Shelly, her twin sister Stacy, and Stephanie Forsythe were hitchhiking near St. Petersburg the night of May 5, 1985 when they encountered Dailey and Jack Pearcy. They went to a bar, then to Pearcy’s home.
Two of the girls later went back home. Shelly stayed behind, then got in a car with Dailey and Pearcy.
The next morning, Dailey was seen returning home shirtless, wearing wet jeans.
The teen’s body was found the next day near the Indian Rocks Beach bridge. She had been beaten, choked, stabbed 31 times and then held underwater until she drowned. Her clothes were found on the shore nearby.
She had 18 defensive wounds on her hands, the medical examiner testified.
“This woman fought like an animal for her life,” Assistant State Attorney Robert Heyman told a judge at Dailey’s 1993 re-sentencing hearing.
Pearcy told detectives Dailey killed the girl. Pearcy was convicted first and sentenced to life in prison, but then refused to testify against Dailey. Now 64, Pearcy is serving his sentence at Sumter Correctional Institution.
At his 1987 trial, Pinellas County jail inmates testified that Dailey shared with them brutal details of the murder.
“I just lost it,” Dailey reportedly told one of them. “No matter how many times I stabbed her, she would not shut up.”
It took the jury 68 minutes to recommend the death penalty.
Whether or not Dailey sexually assaulted the 14-year-old is unclear. According to a 1987 story from a news outlet in the Tampa Bay area, Dailey killed Shelly after she fought off his “unwanted sexual advances.” The story also noted that a judge concluded he killed the girl so that she wouldn’t tell police he had sexually assaulted her.

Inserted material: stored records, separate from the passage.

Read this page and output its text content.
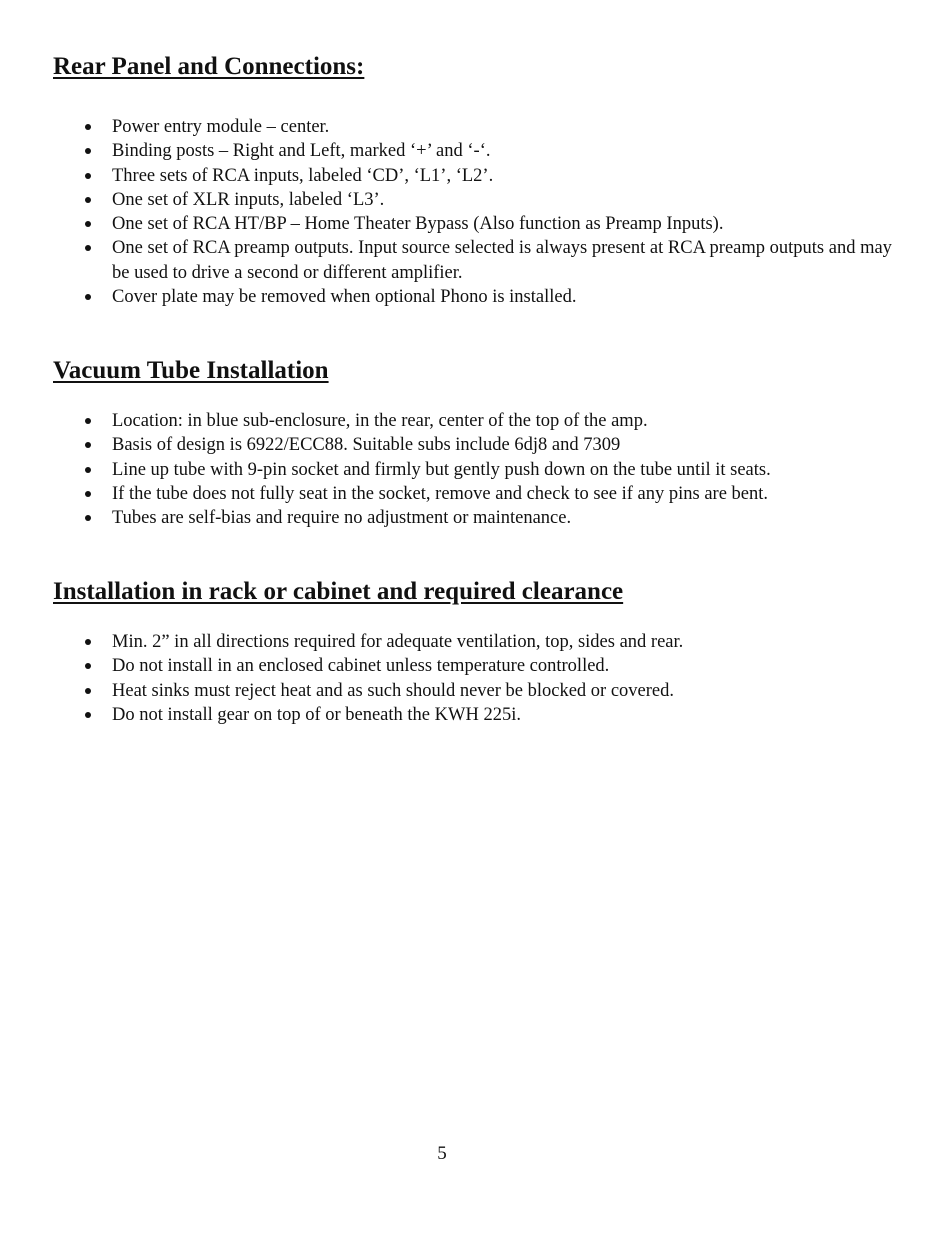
Rear Panel and Connections:
Power entry module – center.
Binding posts – Right and Left, marked ‘+’ and ‘-‘.
Three sets of RCA inputs, labeled ‘CD’, ‘L1’, ‘L2’.
One set of XLR inputs, labeled ‘L3’.
One set of RCA HT/BP – Home Theater Bypass (Also function as Preamp Inputs).
One set of RCA preamp outputs. Input source selected is always present at RCA preamp outputs and may be used to drive a second or different amplifier.
Cover plate may be removed when optional Phono is installed.
Vacuum Tube Installation
Location: in blue sub-enclosure, in the rear, center of the top of the amp.
Basis of design is 6922/ECC88. Suitable subs include 6dj8 and 7309
Line up tube with 9-pin socket and firmly but gently push down on the tube until it seats.
If the tube does not fully seat in the socket, remove and check to see if any pins are bent.
Tubes are self-bias and require no adjustment or maintenance.
Installation in rack or cabinet and required clearance
Min. 2” in all directions required for adequate ventilation, top, sides and rear.
Do not install in an enclosed cabinet unless temperature controlled.
Heat sinks must reject heat and as such should never be blocked or covered.
Do not install gear on top of or beneath the KWH 225i.
5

After Dailey was sentenced to death in 1987, the victim’s father Frank Boggio said how eager he was to see her killer in the electric chair.
“I’ll be pleased when they strap him in the chair,” he said.

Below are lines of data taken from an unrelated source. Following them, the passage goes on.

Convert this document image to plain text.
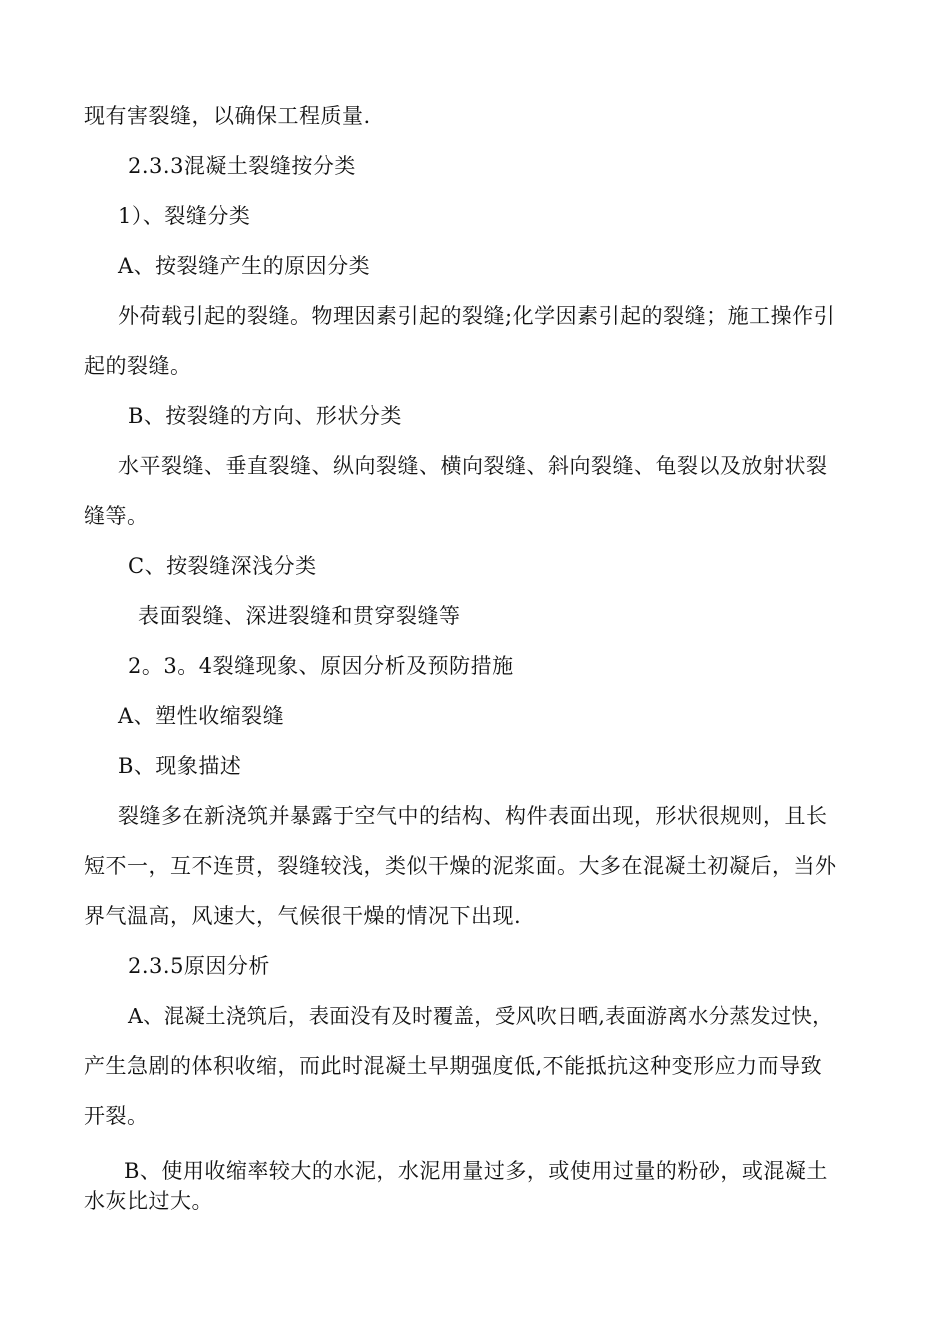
现有害裂缝，以确保工程质量.
2.3.3混凝土裂缝按分类
1）、裂缝分类
A、按裂缝产生的原因分类
外荷载引起的裂缝。物理因素引起的裂缝;化学因素引起的裂缝；施工操作引
起的裂缝。
B、按裂缝的方向、形状分类
水平裂缝、垂直裂缝、纵向裂缝、横向裂缝、斜向裂缝、龟裂以及放射状裂
缝等。
C、按裂缝深浅分类
表面裂缝、深进裂缝和贯穿裂缝等
2。3。4裂缝现象、原因分析及预防措施
A、塑性收缩裂缝
B、现象描述
裂缝多在新浇筑并暴露于空气中的结构、构件表面出现，形状很规则，且长
短不一，互不连贯，裂缝较浅，类似干燥的泥浆面。大多在混凝土初凝后，当外
界气温高，风速大，气候很干燥的情况下出现.
2.3.5原因分析
A、混凝土浇筑后，表面没有及时覆盖，受风吹日晒,表面游离水分蒸发过快，
产生急剧的体积收缩，而此时混凝土早期强度低,不能抵抗这种变形应力而导致
开裂。
B、使用收缩率较大的水泥，水泥用量过多，或使用过量的粉砂，或混凝土
水灰比过大。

But his family said the father never knew peace after his daughter’s death. He died of cancer before Dailey was again sentenced to death in 1993. Florida stopped electrocuting prisoners in 1999 and now uses lethal injection.
Dailey was an Air Force veteran who served three tours in Vietnam. He is from Kansas but fled to California after the murders, was captured and extradited back to Florida.
After he was convicted of Shelly’s murder in 1987, he wrote a letter to the judge asking that he be put to death. He didn’t want to spend the rest of his life in prison. He got the death penalty, but that was later overturned by an appellate court.
When he was re-sentenced in 1993, he told the court that now he wanted to live. He was again sentenced to death.
Dailey actually got the worst of both worlds. He was 41 when he was convicted and has spent 32 years on Death Row.
This is the third death warrant the governor has signed since taking office in January, and the second involving a Tampa Bay inmate. Tampa serial killer Bobby Joe Long was executed on May 24.
There are 21 inmates from Pinellas County among the 341 currently on Florida’s Death Row. Six of those Pinellas inmates have spent more time awaiting execution than Dailey.
While he has wavered over whether he wished to live or die, Dailey was always admantant that he was framed by the authorities.
“I was railroaded big-time,” he told the court in 1993.